Oprah Winfrey wants her, and so do other U.S. TV show hosts.
Fresh from her political defeat, Sarah Palin is juggling offers to write books, appear in films and sit on dozens of interview couches at a rate that would be astonishing for most Hollywood stars, let alone a first-term governor.
The failed Republican vice presidential candidate, who is still Alaska's governor, crunched state budget numbers this week in her 17th-floor office as tumbling oil prices hit Alaska's revenues. Meanwhile, her staff fielded television requests seeking the 44-year-old Palin for late-night banter and Sunday morning Washington policy.
Agents, including those from the William Morris Agency, have come knocking. There's even been an offer to host a TV show.
"Tomorrow, Gov. Palin could do an interview with any news media on the planet," said her spokesman, Bill McAllister. "Tomorrow, she could probably sign any one of a dozen book deals. She could start talking to people about a documentary or a movie on her life. That's the level we are at here."
McAllister said he had "multiple conversations" with producers for Winfrey as well as some late night TV hosts and other shows.
Asked whether Winfrey was pursuing Palin for a sit-down, Michelle McIntyre, a spokeswoman for Winfrey's Chicago-based Harpo Productions Inc., said she was "unable to confirm any future plans" for the show.
New unofficial title
Palin may have emerged from the Nov. 4 election politically wounded, with questions about her preparedness for higher office and reports of an expensive wardrobe, but she's returned to Alaska with an expanded, if unofficial, title — international celebrity.

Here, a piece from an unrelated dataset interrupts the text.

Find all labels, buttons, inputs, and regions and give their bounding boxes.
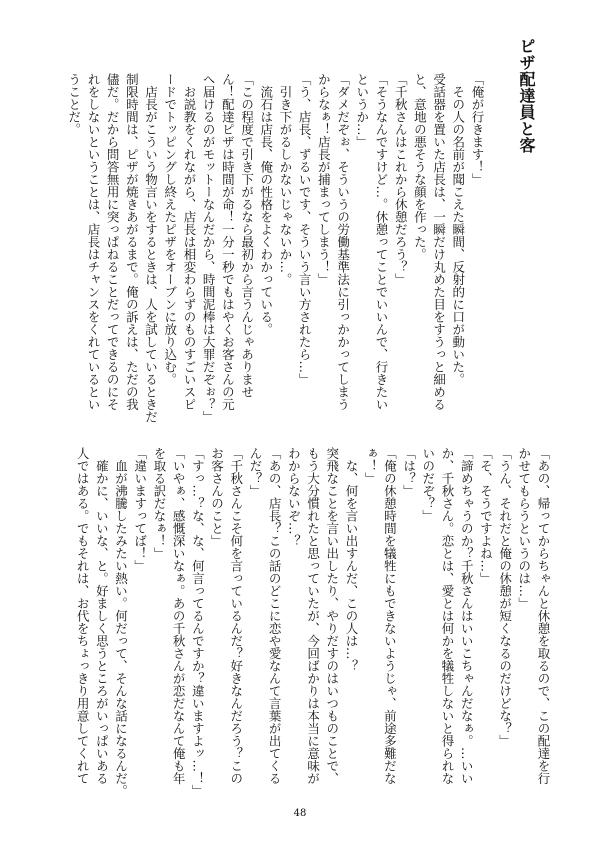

Republican presidential candidate John McCain plucked Palin out of relative obscurity in late August and put her on the Republican ticket. They lost to President-elect Barack Obama and his running mate, Joe Biden.
Now, Palin has to decide how and where to spend her time, which could have implications for her political future and her bank account, with possible land mines of legal and ethical rules.
Palin is considering about 800 requests for appearances from December through 2009, with 75 percent coming from out of state. A year ago, just a sprinkle of requests came from beyond Alaska's borders. They range from invitations to speak at The Chief Executives' Club of Boston to attend a 5-year-old's birthday party, from a prayer breakfast in Cedar Rapids, Iowa, to a business conference in Britain.
Michael Steele, the former Maryland lieutenant governor who wants to be the next chairman of the Republican National Committee, is seeking face time.
She has invitations to make appearances in 20 foreign countries, typically with all expenses paid, McAllister said. She has more than 200 requests for media interviews, again from around the globe.
"She has to pace herself," suggested veteran Hollywood publicist Howard Bragman. "She wants a career made in a Crock-Pot, not a microwave."
In her two months on the national stage, Palin energized the Republican base but turned off moderates and independents, according to some surveys. Flubbed answers in national television interviews raised questions about her competence. She was embarrassed by the disclosure that the Republican National Committee spent at least $150,000 for designer clothing, accessories and beauty services for her and her family.
The right book or movie deal could help Palin reintroduce herself to the nation, on terms she could dictate.
While books and movie deals could be worth millions of dollars, it's not clear if Palin would be able to legally earn it. State rules say she cannot accept outside employment for compensation. But there appears to be little in the way of precedent left by former governors to judge if book deals or lucrative speaking appearances amount to "employment."
Palin has sent unmistakable signals she is open to running for president in 2012, but to advance her political ambitions she must stay in the public eye nationwide. As with any celebrity, there is the risk of overexposure. At the same time, she'll be under pressure to attend to governing her home state, which is thousands of miles from the rest of the nation.
"She has to deal with the perception that she bobbled her debut," said Claremont McKenna College political scientist John Pitney. "She needs to stay home for a while. If she wants a future in national politics, her No. 1 job is doing a good job as governor."
Just this week, shortly after conducting a string of national TV interviews and skipping a state education conference, she was scolded by the Anchorage Daily News. "There are ... low graduation rates, plummeting North Slope oil prices, proposals to build alternative energy projects, the gas pipeline," the paper said in an editorial. "It's time for the governor to refocus on Alaska's needs."